Da quel momento il supplì evolve sotto diversi aspetti a cominciare dal nome che in origine, derivando dal sostantivo femminile francese surprise, era “la soplis di riso”, che fu il termine con cui apparve per la prima volta nel menu della Trattoria della Lepre di via dei Condotti a Roma, trasformandosi successivamente in “la supplì” (Ada Boni, La Cucina Romana – 1929); ma trattandosi essenzialmente di un cibo di strada venduto per lo più in mercati rionali, friggitorie e rosticcerie il processo di “volgarizzazione” del termine fu questione di poco tempo.

Nel 1901 arriva la prima ricetta formale, è di Adolfo Giaquinto (uno zio di Ada Boni), che nel suo La cucina di famiglia lo descrive con la cottura del riso con burro e noce moscata, successivamente condito con formaggio e per il ripieno propone la provatura arricchita con altri ingredienti.
Per la cottura prevede una frittura nello strutto bollente.
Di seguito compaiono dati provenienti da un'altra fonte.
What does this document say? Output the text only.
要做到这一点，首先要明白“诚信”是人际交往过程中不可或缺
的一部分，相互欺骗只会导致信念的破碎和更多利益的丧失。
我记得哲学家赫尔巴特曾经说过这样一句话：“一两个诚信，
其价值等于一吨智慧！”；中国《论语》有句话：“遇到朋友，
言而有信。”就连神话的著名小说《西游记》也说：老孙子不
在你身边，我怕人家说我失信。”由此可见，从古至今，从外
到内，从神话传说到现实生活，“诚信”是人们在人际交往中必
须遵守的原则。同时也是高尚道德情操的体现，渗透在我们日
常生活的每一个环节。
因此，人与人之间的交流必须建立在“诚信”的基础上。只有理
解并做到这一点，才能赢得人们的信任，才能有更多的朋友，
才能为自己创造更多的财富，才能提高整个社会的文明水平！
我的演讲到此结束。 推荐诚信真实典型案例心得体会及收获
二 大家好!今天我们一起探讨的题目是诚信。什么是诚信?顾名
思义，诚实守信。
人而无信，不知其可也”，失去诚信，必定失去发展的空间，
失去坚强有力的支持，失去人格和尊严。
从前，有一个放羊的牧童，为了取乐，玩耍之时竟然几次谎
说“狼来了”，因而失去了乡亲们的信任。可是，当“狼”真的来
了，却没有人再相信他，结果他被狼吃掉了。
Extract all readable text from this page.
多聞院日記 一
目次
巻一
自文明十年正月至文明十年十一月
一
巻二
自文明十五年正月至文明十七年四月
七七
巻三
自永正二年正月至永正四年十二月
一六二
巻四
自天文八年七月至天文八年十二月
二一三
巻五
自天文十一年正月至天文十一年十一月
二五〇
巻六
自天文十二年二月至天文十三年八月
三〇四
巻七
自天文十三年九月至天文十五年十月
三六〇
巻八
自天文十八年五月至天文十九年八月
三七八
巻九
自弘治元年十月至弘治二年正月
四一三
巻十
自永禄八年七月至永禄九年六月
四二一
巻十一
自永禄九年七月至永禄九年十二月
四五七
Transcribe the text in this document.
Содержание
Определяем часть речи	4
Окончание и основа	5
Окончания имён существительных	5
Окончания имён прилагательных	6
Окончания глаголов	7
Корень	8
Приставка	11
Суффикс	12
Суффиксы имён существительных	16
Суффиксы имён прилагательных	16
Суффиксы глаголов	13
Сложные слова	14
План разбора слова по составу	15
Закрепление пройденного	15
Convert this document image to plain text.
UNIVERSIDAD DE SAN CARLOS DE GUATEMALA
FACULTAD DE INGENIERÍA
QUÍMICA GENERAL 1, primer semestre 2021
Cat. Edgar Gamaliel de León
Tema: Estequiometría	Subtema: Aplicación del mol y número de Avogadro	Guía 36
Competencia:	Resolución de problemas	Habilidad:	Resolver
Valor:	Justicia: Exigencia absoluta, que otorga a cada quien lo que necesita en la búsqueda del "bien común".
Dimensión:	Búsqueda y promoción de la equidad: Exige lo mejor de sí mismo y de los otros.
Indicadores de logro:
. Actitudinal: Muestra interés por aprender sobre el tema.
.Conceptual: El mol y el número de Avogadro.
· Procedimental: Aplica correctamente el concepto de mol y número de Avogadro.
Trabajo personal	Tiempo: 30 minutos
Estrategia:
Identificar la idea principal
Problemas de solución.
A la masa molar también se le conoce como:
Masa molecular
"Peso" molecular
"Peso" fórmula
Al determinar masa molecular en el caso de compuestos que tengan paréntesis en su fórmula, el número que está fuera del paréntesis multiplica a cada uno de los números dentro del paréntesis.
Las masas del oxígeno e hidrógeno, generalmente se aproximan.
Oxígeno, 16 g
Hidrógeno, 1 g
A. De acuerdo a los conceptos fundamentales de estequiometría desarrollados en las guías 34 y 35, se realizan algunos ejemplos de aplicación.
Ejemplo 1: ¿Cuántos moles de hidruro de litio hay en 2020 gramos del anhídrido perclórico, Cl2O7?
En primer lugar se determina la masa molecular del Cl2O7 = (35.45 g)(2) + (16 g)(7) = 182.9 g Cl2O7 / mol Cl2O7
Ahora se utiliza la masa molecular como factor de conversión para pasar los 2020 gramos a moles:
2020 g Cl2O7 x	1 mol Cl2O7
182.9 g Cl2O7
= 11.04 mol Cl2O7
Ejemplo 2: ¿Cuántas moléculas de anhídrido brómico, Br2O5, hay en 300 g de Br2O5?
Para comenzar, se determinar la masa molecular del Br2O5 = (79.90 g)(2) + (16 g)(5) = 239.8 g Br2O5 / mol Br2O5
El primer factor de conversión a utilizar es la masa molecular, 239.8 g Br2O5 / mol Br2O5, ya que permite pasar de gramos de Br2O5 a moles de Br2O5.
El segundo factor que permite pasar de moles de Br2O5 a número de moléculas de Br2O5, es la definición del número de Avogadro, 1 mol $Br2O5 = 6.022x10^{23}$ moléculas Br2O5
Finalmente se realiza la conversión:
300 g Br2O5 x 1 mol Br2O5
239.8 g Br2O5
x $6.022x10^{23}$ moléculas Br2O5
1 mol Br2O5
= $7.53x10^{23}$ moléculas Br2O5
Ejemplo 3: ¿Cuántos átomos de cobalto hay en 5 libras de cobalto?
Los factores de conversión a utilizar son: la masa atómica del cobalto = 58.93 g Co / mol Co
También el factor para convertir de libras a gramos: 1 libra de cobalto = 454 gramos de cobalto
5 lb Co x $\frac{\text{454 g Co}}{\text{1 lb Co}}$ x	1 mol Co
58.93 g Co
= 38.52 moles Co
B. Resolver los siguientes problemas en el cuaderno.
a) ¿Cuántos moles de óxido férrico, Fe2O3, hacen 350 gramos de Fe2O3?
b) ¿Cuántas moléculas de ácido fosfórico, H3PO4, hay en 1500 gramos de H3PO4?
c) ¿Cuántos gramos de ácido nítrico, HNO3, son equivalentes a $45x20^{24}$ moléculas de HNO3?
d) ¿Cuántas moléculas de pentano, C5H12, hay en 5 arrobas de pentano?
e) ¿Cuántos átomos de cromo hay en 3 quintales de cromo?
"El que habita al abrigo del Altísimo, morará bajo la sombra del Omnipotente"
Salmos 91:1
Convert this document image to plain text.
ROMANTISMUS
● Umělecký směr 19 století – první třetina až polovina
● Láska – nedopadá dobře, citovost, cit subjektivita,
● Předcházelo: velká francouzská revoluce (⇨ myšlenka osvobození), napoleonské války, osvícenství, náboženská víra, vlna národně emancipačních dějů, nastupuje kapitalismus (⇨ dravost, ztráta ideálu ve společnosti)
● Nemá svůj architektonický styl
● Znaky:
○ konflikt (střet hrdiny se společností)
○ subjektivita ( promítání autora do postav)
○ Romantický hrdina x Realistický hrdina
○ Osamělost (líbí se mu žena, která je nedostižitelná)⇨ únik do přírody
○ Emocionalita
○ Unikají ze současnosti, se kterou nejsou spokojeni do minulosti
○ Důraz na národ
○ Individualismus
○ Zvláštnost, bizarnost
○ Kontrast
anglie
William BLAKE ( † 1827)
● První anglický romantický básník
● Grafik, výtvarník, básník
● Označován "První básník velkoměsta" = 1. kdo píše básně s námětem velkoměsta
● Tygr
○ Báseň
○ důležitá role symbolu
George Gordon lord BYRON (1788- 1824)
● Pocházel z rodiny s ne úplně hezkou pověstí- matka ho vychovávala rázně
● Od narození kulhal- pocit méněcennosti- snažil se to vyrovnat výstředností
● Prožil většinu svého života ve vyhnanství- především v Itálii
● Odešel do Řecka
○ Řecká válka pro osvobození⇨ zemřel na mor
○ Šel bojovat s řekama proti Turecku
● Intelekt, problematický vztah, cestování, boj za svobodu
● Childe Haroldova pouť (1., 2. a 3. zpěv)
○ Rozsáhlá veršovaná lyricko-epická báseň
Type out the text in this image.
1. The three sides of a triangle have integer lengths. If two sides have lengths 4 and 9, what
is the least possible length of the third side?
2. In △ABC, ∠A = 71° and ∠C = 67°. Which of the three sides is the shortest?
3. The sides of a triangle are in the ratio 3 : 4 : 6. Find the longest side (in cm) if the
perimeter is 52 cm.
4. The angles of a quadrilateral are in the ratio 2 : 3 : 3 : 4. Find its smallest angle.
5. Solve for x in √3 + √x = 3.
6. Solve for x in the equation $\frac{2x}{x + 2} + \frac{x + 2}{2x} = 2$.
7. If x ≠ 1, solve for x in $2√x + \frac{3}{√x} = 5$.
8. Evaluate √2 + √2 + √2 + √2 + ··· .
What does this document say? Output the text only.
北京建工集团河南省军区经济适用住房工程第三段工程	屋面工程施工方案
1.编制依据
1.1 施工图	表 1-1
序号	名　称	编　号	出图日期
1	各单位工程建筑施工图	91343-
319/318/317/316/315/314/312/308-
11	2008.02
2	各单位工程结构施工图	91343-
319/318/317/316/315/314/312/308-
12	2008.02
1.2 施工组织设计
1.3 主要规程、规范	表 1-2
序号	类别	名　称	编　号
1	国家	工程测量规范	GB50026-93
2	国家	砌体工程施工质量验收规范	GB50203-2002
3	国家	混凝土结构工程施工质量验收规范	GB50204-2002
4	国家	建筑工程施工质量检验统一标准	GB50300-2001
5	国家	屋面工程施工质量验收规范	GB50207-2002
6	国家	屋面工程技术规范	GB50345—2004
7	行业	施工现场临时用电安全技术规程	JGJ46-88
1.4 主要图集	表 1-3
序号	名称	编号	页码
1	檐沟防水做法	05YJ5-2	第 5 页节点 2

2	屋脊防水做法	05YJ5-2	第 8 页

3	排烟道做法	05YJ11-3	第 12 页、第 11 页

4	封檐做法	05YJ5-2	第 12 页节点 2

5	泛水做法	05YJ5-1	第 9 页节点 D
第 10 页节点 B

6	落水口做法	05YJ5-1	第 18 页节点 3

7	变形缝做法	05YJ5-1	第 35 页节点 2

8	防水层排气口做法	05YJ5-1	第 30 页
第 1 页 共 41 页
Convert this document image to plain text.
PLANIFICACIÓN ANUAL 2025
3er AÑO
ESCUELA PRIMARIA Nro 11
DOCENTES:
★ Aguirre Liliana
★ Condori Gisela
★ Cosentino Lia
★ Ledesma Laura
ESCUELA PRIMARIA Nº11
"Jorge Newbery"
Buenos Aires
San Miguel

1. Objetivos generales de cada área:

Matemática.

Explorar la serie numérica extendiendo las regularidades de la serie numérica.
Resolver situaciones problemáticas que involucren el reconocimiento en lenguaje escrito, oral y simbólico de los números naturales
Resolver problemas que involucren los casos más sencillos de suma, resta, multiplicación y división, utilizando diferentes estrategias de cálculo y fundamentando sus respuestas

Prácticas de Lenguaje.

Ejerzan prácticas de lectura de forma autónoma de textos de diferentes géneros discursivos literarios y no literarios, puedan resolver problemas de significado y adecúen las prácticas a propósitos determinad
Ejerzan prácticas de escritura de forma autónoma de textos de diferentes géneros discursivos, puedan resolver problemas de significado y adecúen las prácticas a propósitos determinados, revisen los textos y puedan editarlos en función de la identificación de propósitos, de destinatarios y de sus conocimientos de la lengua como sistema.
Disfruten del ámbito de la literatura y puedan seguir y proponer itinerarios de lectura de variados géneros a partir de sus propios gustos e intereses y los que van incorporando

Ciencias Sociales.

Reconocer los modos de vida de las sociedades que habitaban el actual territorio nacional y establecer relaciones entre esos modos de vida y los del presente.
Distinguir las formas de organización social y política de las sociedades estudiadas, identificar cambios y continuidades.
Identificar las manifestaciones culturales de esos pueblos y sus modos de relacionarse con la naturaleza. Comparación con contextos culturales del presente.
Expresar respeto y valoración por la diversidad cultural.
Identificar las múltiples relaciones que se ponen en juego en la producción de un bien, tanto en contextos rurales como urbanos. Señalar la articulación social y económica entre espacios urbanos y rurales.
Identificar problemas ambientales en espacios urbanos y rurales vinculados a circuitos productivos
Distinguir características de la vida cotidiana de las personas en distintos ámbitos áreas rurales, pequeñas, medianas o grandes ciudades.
Sempre Gianquinto ne ricetta una seconda versione nel 1917, dove fa la sua prima timida comparsa il pomodoro e viene introdotto l’utilizzo dei rigagli di pollo. Infine arriviamo al 1929 alla celeberrima versione di Ada Boni che, nel suo La Cucina Romana, modifica in parte gli scritti dello zio sdoganando definitivamente l’utilizzo del pomodoro e creando nei fatti il parente più prossimo a quello che oggi conosciamo come supplì classico.